Luca Moreira

Luca Moreira entrevista humorista Raphael Ghanem sobre “Noite da Comedia Improvisada”

Saindo de sua 3ª temporada no Rio de Janeiro, a peça “Noite da Comédia Improvisada”, dirigida por Aarhon Pinheiro, Priscila Lobo e Raphael Ghanem, trata-se de um show de comédia com uma sequência de quadros que giram em torno de sugestões da plateia, seguindo uma linha antiga de shows de improvisação.  Dotado de referências que fazem o público gargalhar a cada momento da apresentação, o cuidado com as referência passa a ganhar muita atenção, como é o caso de celebridades e personagens famosos, evitando qualquer tipo de preconceito ou discriminação.

A ideia do projeto teve inicio entre os diretores, pois queriam poder resgatar o espirito coletivo entre eles, que seria “um por todos e todos por um”, definindo assim o que seria o teatro. Aclamada entre os fãs do gênero, a produção já recebeu a atenção de nomes consagrados no mercado do entretenimento, como Frida Richter, Josie Pessôa, Adriana Birolli, Cacau Potásio, Mario Farias, Rafael Zulu, Matheus Lisboa, e Thaty Taranto.

Em entrevista exclusiva, o diretor e apresentador do espetáculo Raphael Gharem, revelou que a principal dificuldade e cuidados que se enfrenta no palco é o entendimento das necessidades da cena, a luta contra a ansiedade, a clareza e a convicção.
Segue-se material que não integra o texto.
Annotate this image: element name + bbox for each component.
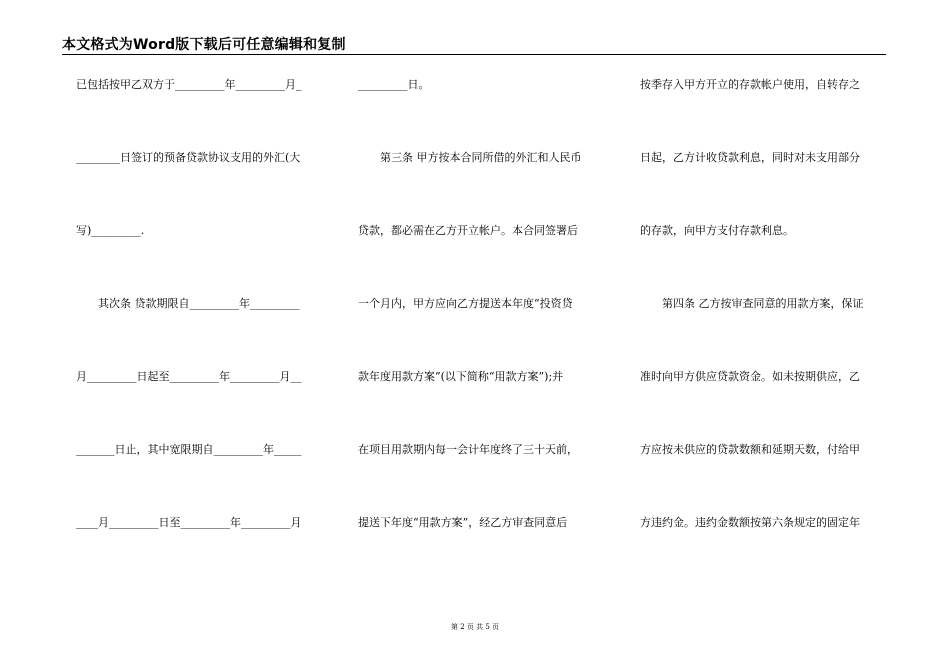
- text-line: 已包括按甲乙双方于_________年_________月_: [76, 78, 302, 91]
- text-line: 第三条 甲方按本合同所借的外汇和人民币: [380, 151, 582, 164]
- text-line: 准时向甲方供应贷款资金。如未按期供应，乙: [640, 370, 860, 383]
- text-line: 提送下年度“用款方案”，经乙方审查同意后: [358, 516, 568, 529]
- text-line: 在项目用款期内每一会计年度终了三十天前，: [358, 443, 578, 456]
- text-column-2: [358, 70, 608, 581]
- text-line: _______日止，其中宽限期自_________年_____: [76, 443, 302, 456]
- text-line: ____月_________日至_________年_________月: [76, 516, 302, 529]
- text-column-1: [76, 70, 326, 581]
- text-line: 款年度用款方案”(以下简称“用款方案”);并: [358, 370, 564, 383]
- text-line: 按季存入甲方开立的存款帐户使用，自转存之: [640, 78, 860, 91]
- text-line: 月_________日起至_________年_________月__: [76, 370, 302, 383]
- text-line: 写)_________.: [76, 224, 145, 237]
- document-header-title: 本文格式为Word版下载后可任意编辑和复制: [62, 37, 346, 53]
- text-line: 一个月内，甲方应向乙方提送本年度“投资贷: [358, 297, 573, 310]
- text-line: 贷款，都必需在乙方开立帐户。本合同签署后: [358, 224, 578, 237]
- text-line: 其次条 贷款期限自_________年_________: [98, 297, 300, 310]
- header-divider: [62, 54, 886, 55]
- text-line: 方应按未供应的贷款数额和延期天数，付给甲: [640, 443, 860, 456]
- text-line: ________日签订的预备贷款协议支用的外汇(大: [76, 151, 301, 164]
- text-line: 方违约金。违约金数额按第六条规定的固定年: [640, 516, 860, 529]
- text-line: 日起，乙方计收贷款利息，同时对未支用部分: [640, 151, 860, 164]
- text-column-3: [640, 70, 890, 581]
- text-line: 第四条 乙方按审查同意的用款方案，保证: [662, 297, 864, 310]
- page-number-footer: 第 2 页 共 5 页: [450, 623, 500, 631]
- text-line: _________日。: [358, 78, 430, 91]
- text-line: 的存款，向甲方支付存款利息。: [640, 224, 794, 237]
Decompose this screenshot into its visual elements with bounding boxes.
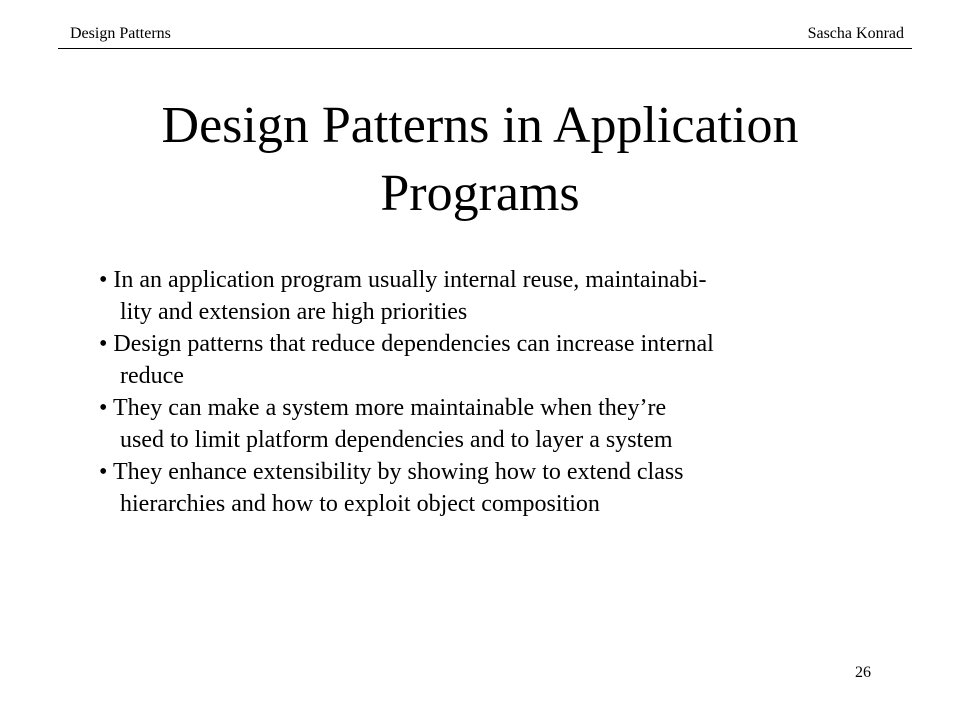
slide-title-line-2: Programs <box>380 165 580 222</box>
bullet-item <box>99 392 899 456</box>
bullet-marker: • <box>99 395 108 421</box>
page-number: 26 <box>855 664 871 681</box>
bullet-text-line-1: Design patterns that reduce dependencies can increase internal <box>113 331 714 357</box>
bullet-text-line-1: They enhance extensibility by showing how to extend class <box>112 459 684 485</box>
bullet-text-line-1: In an application program usually internal reuse, maintainabi- <box>113 267 707 293</box>
bullet-list <box>99 264 899 520</box>
bullet-text-line-2: used to limit platform dependencies and to layer a system <box>120 427 673 453</box>
bullet-text-line-1: They can make a system more maintainable when they’re <box>112 395 667 421</box>
bullet-text-line-2: lity and extension are high priorities <box>120 299 468 325</box>
bullet-marker: • <box>99 459 108 485</box>
bullet-marker: • <box>99 267 108 293</box>
bullet-text-line-2: hierarchies and how to exploit object composition <box>120 491 600 517</box>
slide-header <box>58 22 912 49</box>
slide-title <box>0 92 960 228</box>
header-author: Sascha Konrad <box>807 25 904 42</box>
bullet-marker: • <box>99 331 108 357</box>
bullet-text-line-2: reduce <box>120 363 184 389</box>
bullet-item <box>99 264 899 328</box>
bullet-item <box>99 328 899 392</box>
header-course-title: Design Patterns <box>70 25 171 42</box>
bullet-item <box>99 456 899 520</box>
slide-title-line-1: Design Patterns in Application <box>161 97 799 154</box>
A peça já esteve em julho no Teatro Leblon, mais atualmente segue no Teatro Fahion Mall em São Conrado.

Como nasceu o projeto “Noite da Comédia Improvisada”, e quais são os valores que desejam passar com a peça?

A ideia surgiu para resgatar o espirito coletivo em mim e em meus amigos! Como se fosse “um por todos e todos por um” e esse um é o teatro! Estamos fazendo um movimento que faz bem para os envolvidos e para quem assiste!

Em comparação com outros gêneros teatrais, a comédia necessita de um certo timing para gerar o humor, quais são os principais desafios e cuidados que vocês têm que enfrentar no palco?

Entendimento das necessidades da cena, luta contra ansiedade, clareza e convicção.

A peça conta com vários quadros, trazendo um contexto diferente em cada. Como foi pensado o desenvolvimento desses quadros?

Seguimos uma linha antiga de formato de show de improvisação. Jogos teatrais com temas dados pela plateia, não sei ao certo quando e com quem surgiu isso! Estamos cada vez mais adaptando e gerando o nosso formato. Até jogos temos autênticos.

Durante a apresentação, o elenco costuma utilizar muitas referências como cidades, monumentos, personagens famosos e etc… porém com a plateia cheias de ideologias diferentes, o cuidado com essa prática de referências se torna mais evidente?

Abordamos somente referencias coletivas! Evitamos todo tipo de preconceito e discriminação.

Como foi o primeiro contato dos diretores e do elenco?

Esse primeiro contato costuma ser longo. Em um vasto bate papo sobre comédia, Raphael Ghanem esclarece dúvidas e ensina o formato de jogo. A Forma do show. o Esqueleto de cena.

Já na sua terceira temporada aqui no Rio, durante essas apresentações, qual foi o momento mais marcante que tiverem?

Certa vez montamos um espetáculo parodiando o próprio espetáculo. Em homenagem ao crime organizado do Rio criamos “A Noite do Crime Improvisado”. Foi inesquecível, precisamos desvendar um crime perfeito.

Deixe uma mensagem para o público.

Sem dúvidas o papel do artista vai alem do entretenimento! Distrair é uma das funções mais simples que temos! Todos que saem do nosso show, saem transformados, arrebatados por tamanha alegria que contagia todo palco. O campo da ilusão é bastante explorado e assim o publico se diverte e aplaude. incentive a cultura da cidade do Rio de Janeiro! vá ao teatro e ajude a movimentar conteúdo de valor para o mundo.